Dopo Lepanto don Giovanni rimase ancora nel Mediterraneo conseguendo qualche successo contro i Turchi; nel 1574 divenne luogotenente generale d’Italia e nel 1576 fu nominato governatore e capitano generale delle Fiandre; nel 1578 riprese la guerra contro coloro che non avevano voluto accettare i deliberata degli Stati Generali firmati a Gand l’anno prima, e combattendo contro i Fiamminghi morì a Bouges oggi parte della città di Namur; le sue spoglie oggi riposano a Madrid nell’Escorial.

Don Giovanni d’Austria fu il più famoso e valente ammiraglio e generale del suo tempo, uno dei migliori collaboratori di Filippo II nello sviluppo della sua politica.

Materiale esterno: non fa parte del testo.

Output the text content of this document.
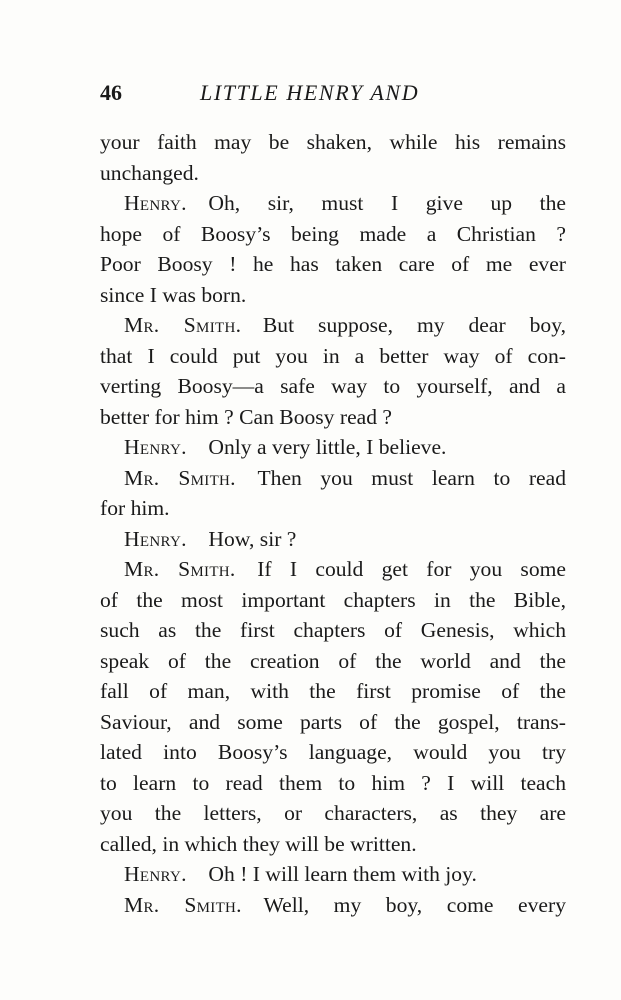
46	LITTLE HENRY AND
your faith may be shaken, while his remains
unchanged.
Henry.  Oh, sir, must I give up the
hope of Boosy’s being made a Christian ?
Poor Boosy ! he has taken care of me ever
since I was born.
Mr. Smith.  But suppose, my dear boy,
that I could put you in a better way of con-
verting Boosy—a safe way to yourself, and a
better for him ? Can Boosy read ?
Henry.  Only a very little, I believe.
Mr. Smith.  Then you must learn to read
for him.
Henry.  How, sir ?
Mr. Smith.  If I could get for you some
of the most important chapters in the Bible,
such as the first chapters of Genesis, which
speak of the creation of the world and the
fall of man, with the first promise of the
Saviour, and some parts of the gospel, trans-
lated into Boosy’s language, would you try
to learn to read them to him ? I will teach
you the letters, or characters, as they are
called, in which they will be written.
Henry.  Oh ! I will learn them with joy.
Mr. Smith.  Well, my boy, come every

Quel monumento, divenuto lurido posatoio per i colombi, resta lì a ricordare:

A Missina succidiu ‘u radunu / da’ flotta navali di’ cristiani … ‘U figghiu  du re Carlu era ‘u capu / gagliardu baldanzusu e figghiuleddhu ,,, Parteru tutti in fila pi lu mari / i navi sbannirannu la bannera / da’ Vergini Maria supra ‘i pali / pi’ vinciri li Turchi cu la guerra … ‘A mezzaluna a mari fu jittata / e a Cruci di Cristu splinnenti / supra ‘u palu cchiu iautu fu isata / purtannu ‘a paci a l’Occidenti.

Così canta il nostro Poeta[*], e piange ancora su una Città distratta e indolente:

Missina è ‘na città sbaddhillata / cori da’ Sicilia, terra adurata / ma tantu beddha quantu svinturata … Nni  ridducemmu  assai  malamenti / cu ‘na manu arredi e l’autra avanti / e semu i  missinisi assai scuntenti … Tanti figghi ‘i  matri si nni vannu / pinsannu di putiri migghiurari / ccà ‘un c’è cchiù nenti ‘i spirari / sulu l’occhi pi’ cianciri nni ristannu / Veni  Bammineddhu ‘i luci chinu/ scinni ‘nmenzu a nui e danni spiranza / fa’ nasciri ‘a  Città cu la crianza.

Amici  buddhacioti, bon  Natali !

Messina, Natale 2016

[*] Il Poeta cui si fa menzione è Gianni Mangano (da Raccolta di versi dialettali, Messina 2010 – 2016)

Fonte delle notizie e delle foto è stato il pregevole volume di Salvatore Agati  Carlo V e la Sicilia (Giuseppe Maimone Editore, Catania 2009), che riporta una vasta bibliografia.